Exploring themes and future trends
“The USENIX Security Symposium is one the best conferences related to computer security in the world, especially when it comes to systems-oriented security and practical security work,” Ahmad says.
Xiao agrees, saying that “conferences like these are a very exciting opportunity to see how colleagues in similar focus areas are advancing their research.”
Looking toward future advancement, Ahmad is excited about some of the themes from the conference presentations he attended. Many of the research presentations surrounded the kernel, or the core of a computer’s operating system, that allows software to securely access hardware.
“Many researchers are exploring aspects of the kernel that lead to it getting compromised, or trying to find what the critical problems are after a kernel is compromised,” he says. “Operating system kernels are very hard to secure because they are so huge, and this area is my bread and butter so I love to see advancement.”
Ahmad also attended presentations on mixed reality and virtual reality domains, exploring how a virtual reality headset can be compromised by cyber attackers to gain information about its location by creating a 3D spatial environment.

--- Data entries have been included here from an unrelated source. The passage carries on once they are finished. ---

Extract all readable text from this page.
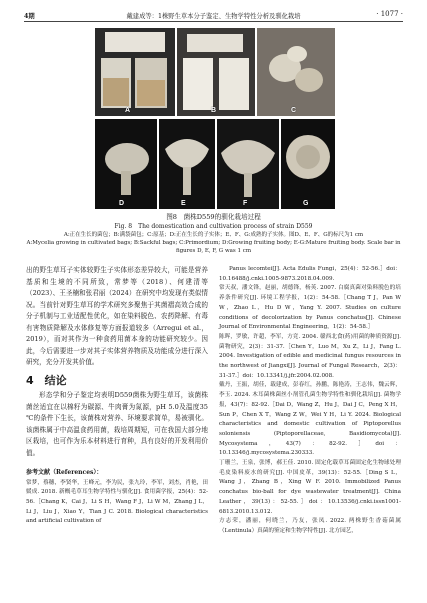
4期	戴建成等：1株野生草本分子鉴定、生物学特性分析及驯化栽培	· 1077 ·
A	B	C
D	E	F	G
图8　菌株D559的驯化栽培过程
Fig. 8　The domestication and cultivation process of strain D559
A:正在生长的菌包；B:满袋菌包；C:原基；D:正在生长的子实体；E、F、G:成熟的子实体。图D、E、F、G的标尺为1 cm
A:Mycelia growing in cultivated bags; B:Sackful bags; C:Primordium; D:Growing fruiting body; E-G:Mature fruiting body. Scale bar in figures D, E, F, G was 1 cm

出的野生草耳子实体较野生子实体形态差异较大，可能是营养基质和生境的不同所致，常梦等（2018）、何建清等（2023）、王圣楠和张君丽（2024）在研究中均发现有类似情况。当前针对野生草耳的学术研究多聚焦于其菌褶高效合成的分子机制与工业适配性优化，如在染料脱色、农药降解、有毒有害物质降解及水体修复等方面报道较多（Arregui et al.，2019），而对其作为一种食药用菌本身的功能研究较少。因此，今后需要进一步对其子实体营养物质及功能成分进行深入研究，充分开发其价值。

4　结论

形态学和分子鉴定均表明D559菌株为野生草耳，该菌株菌丝适宜在以棉籽为碳源、牛肉膏为氮源，pH 5.0及温度35 ℃的条件下生长，该菌株对营养、环境要求简单，易被驯化。该菌株属于中高温食药用菌，栽培周期短，可在我国大部分地区栽培，也可作为乐本材料进行育种，具有良好的开发利用价值。

参考文献（References）：
常梦，蔡穗，李贤华，王峰元，李为民，张九玲，李军，刘杰，肖艳，田媛成. 2018. 新概毛草耳生物学特性与驯化[J]. 食用菌学报，25(4)：52-56.［Chang K，Cai J，Li S H，Wang F J，Li W M，Zhang J L，Li J，Liu J，Xiao Y，Tian J C. 2018. Biological characteristics and artificial cultivation of
Panus lecomtei[J]. Acta Edulis Fungi，25(4)：52-56.］doi：10.16488/j.cnki.1005-9873.2018.04.009.
常天叔，潘文锋，赵丽，胡德锋，杨英. 2007. 白腐真菌对染料脱色的培养条件研究[J]. 环境工程学报，1(2)：54-58.［Chang T J，Pan W W，Zhao L，Hu D W，Yang Y. 2007. Studies on culture conditions of decolorization by Panus conchatus[J]. Chinese Journal of Environmental Engineering，1(2)：54-58.］
陈晖，罗敏，许超，李军，方竞. 2004. 赣西北食(药)用菌的种质资源[J]. 菌物研究，2(3)：31-37.［Chen Y，Luo M，Xu Z，Li J，Fang L. 2004. Investigation of edible and medicinal fungus resources in the northwest of Jiangxi[J]. Journal of Fungal Research，2(3)：31-37.］doi：10.13341/j.jfr.2004.02.008.
戴丹，王振，胡佳，载建成，彭春红，孙鹏，陈艳涛，王志伟，魏云辉，李玉. 2024. 木耳菌株菌丝小剂管孔菌生物学特性和驯化栽培[J]. 菌物学报，43(7)：82-92.［Dai D，Wang Z，Hu J，Dai J C，Peng X H，Sun P，Chen X T，Wang Z W，Wei Y H，Li Y. 2024. Biological characteristics and domestic cultivation of Piptoporellus soloniensis (Piptoporellaceae, Basidiomycota)[J]. Mycosystema，43(7)：82-92.］doi：10.13346/j.mycosystema.230333.
丁珊兰，王泉，张博，郝王佳. 2010. 固定化载草耳菌固定化生物球处理毛皮染料废水的研究[J]. 中国皮革，39(13)：52-55.［Ding S L，Wang J，Zhang B，Xing W F. 2010. Immobilized Panus conchatus bio-ball for dye wastewater treatment[J]. China Leather，39(13)：52-55.］doi：10.13536/j.cnki.issn1001-6813.2010.13.012.
方志荣，潘丽，何晓兰，乃友，张凤. 2022. 两株野生香菇菌属（Lentinula）真菌的鉴定和生物学特性[J]. 北方园艺，
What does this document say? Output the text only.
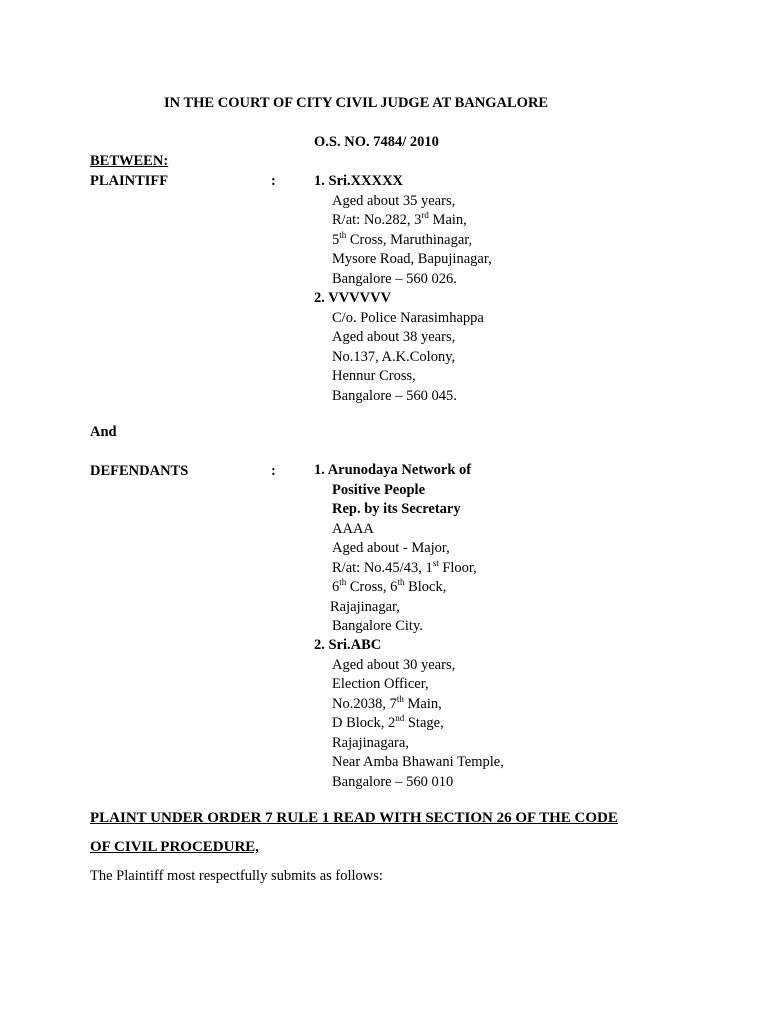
IN THE COURT OF CITY CIVIL JUDGE AT BANGALORE
O.S. NO. 7484/ 2010
BETWEEN:
PLAINTIFF	:	1. Sri.XXXXX
Aged about 35 years,
R/at: No.282, 3rd Main,
5th Cross, Maruthinagar,
Mysore Road, Bapujinagar,
Bangalore – 560 026.
2. VVVVVV
C/o. Police Narasimhappa
Aged about 38 years,
No.137, A.K.Colony,
Hennur Cross,
Bangalore – 560 045.
And
DEFENDANTS	:	1. Arunodaya Network of
Positive People
Rep. by its Secretary
AAAA
Aged about - Major,
R/at: No.45/43, 1st Floor,
6th Cross, 6th Block,
Rajajinagar,
Bangalore City.
2. Sri.ABC
Aged about 30 years,
Election Officer,
No.2038, 7th Main,
D Block, 2nd Stage,
Rajajinagara,
Near Amba Bhawani Temple,
Bangalore – 560 010
PLAINT UNDER ORDER 7 RULE 1 READ WITH SECTION 26 OF THE CODE
OF CIVIL PROCEDURE,
The Plaintiff most respectfully submits as follows:
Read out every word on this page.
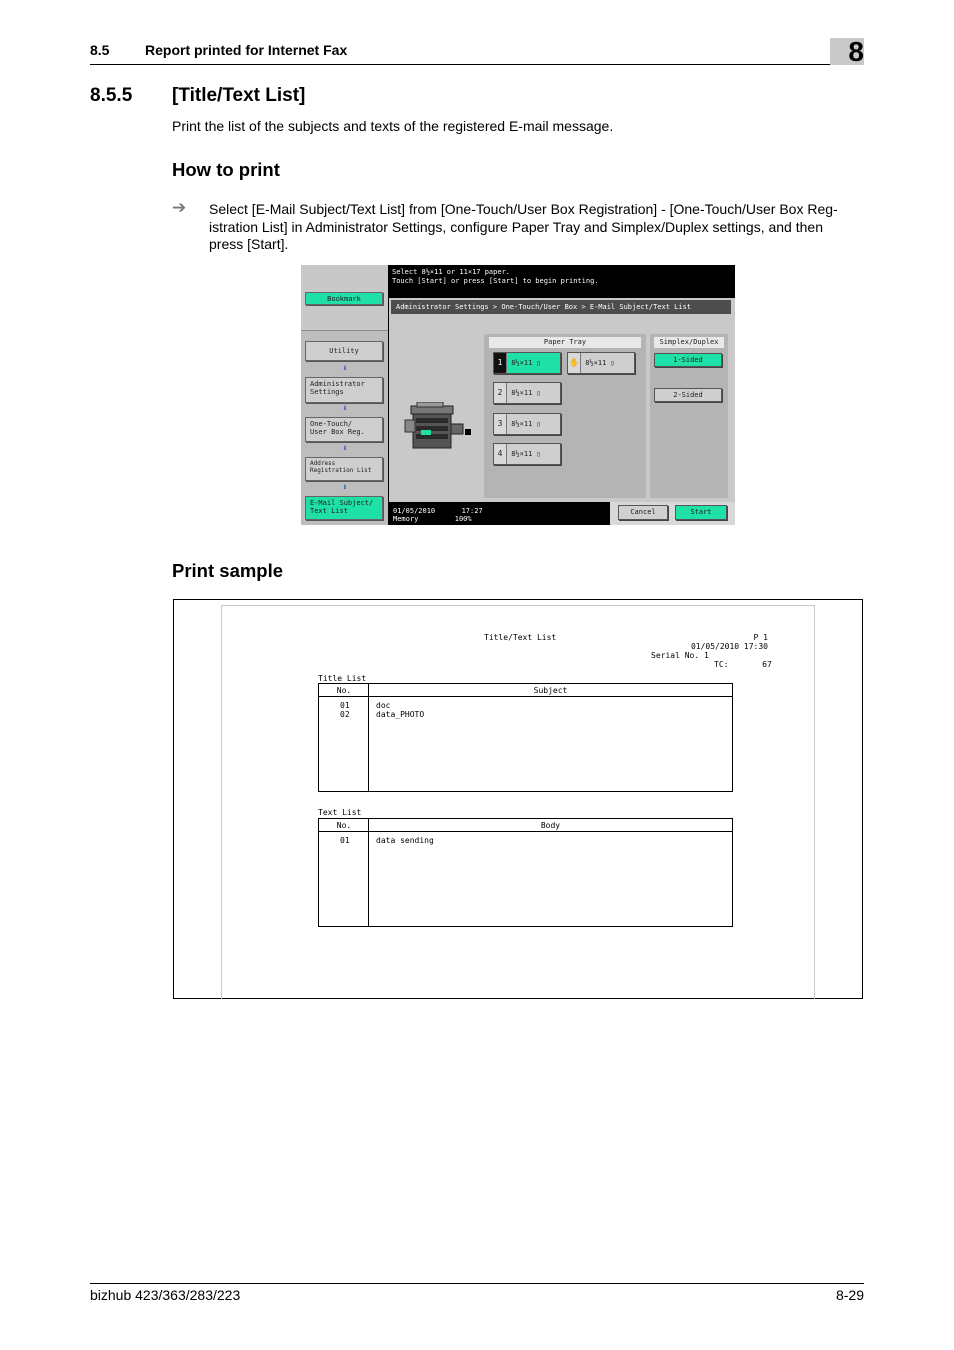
8.5	Report printed for Internet Fax	8
8.5.5 [Title/Text List]
Print the list of the subjects and texts of the registered E-mail message.
How to print
➔ Select [E-Mail Subject/Text List] from [One-Touch/User Box Registration] - [One-Touch/User Box Reg-
istration List] in Administrator Settings, configure Paper Tray and Simplex/Duplex settings, and then
press [Start].
Bookmark
Utility
⬇
Administrator
Settings
⬇
One-Touch/
User Box Reg.
⬇
Address
Registration List
⬇
E-Mail Subject/
Text List
Select 8½×11 or 11×17 paper.
Touch [Start] or press [Start] to begin printing.
Administrator Settings > One-Touch/User Box > E-Mail Subject/Text List
Paper Tray
1 8½×11 ▯	✋ 8½×11 ▯
2 8½×11 ▯
3 8½×11 ▯
4 8½×11 ▯
Simplex/Duplex
1-Sided
2-Sided
01/05/2010	17:27
Memory	100%
Cancel	Start
Print sample
Title/Text List	P 1
01/05/2010 17:30
Serial No. 1
TC:       67
Title List
No.	Subject
01	doc
02	data_PHOTO
Text List
No.	Body
01	data sending
bizhub 423/363/283/223	8-29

“Identifying security and privacy risks and how to mitigate them while keeping the functionality of these mixed reality headsets is going to become a very important topic in the future, in my opinion,” Ahmed says
Xiao notes that conference participation helps establish the Fulton Schools among other cybersecurity leaders.
“Having a strong presence of our faculty members at top-tier conferences helps us demonstrate the strength of security researchers in the School of Computing and Augmented Intelligence,” he says.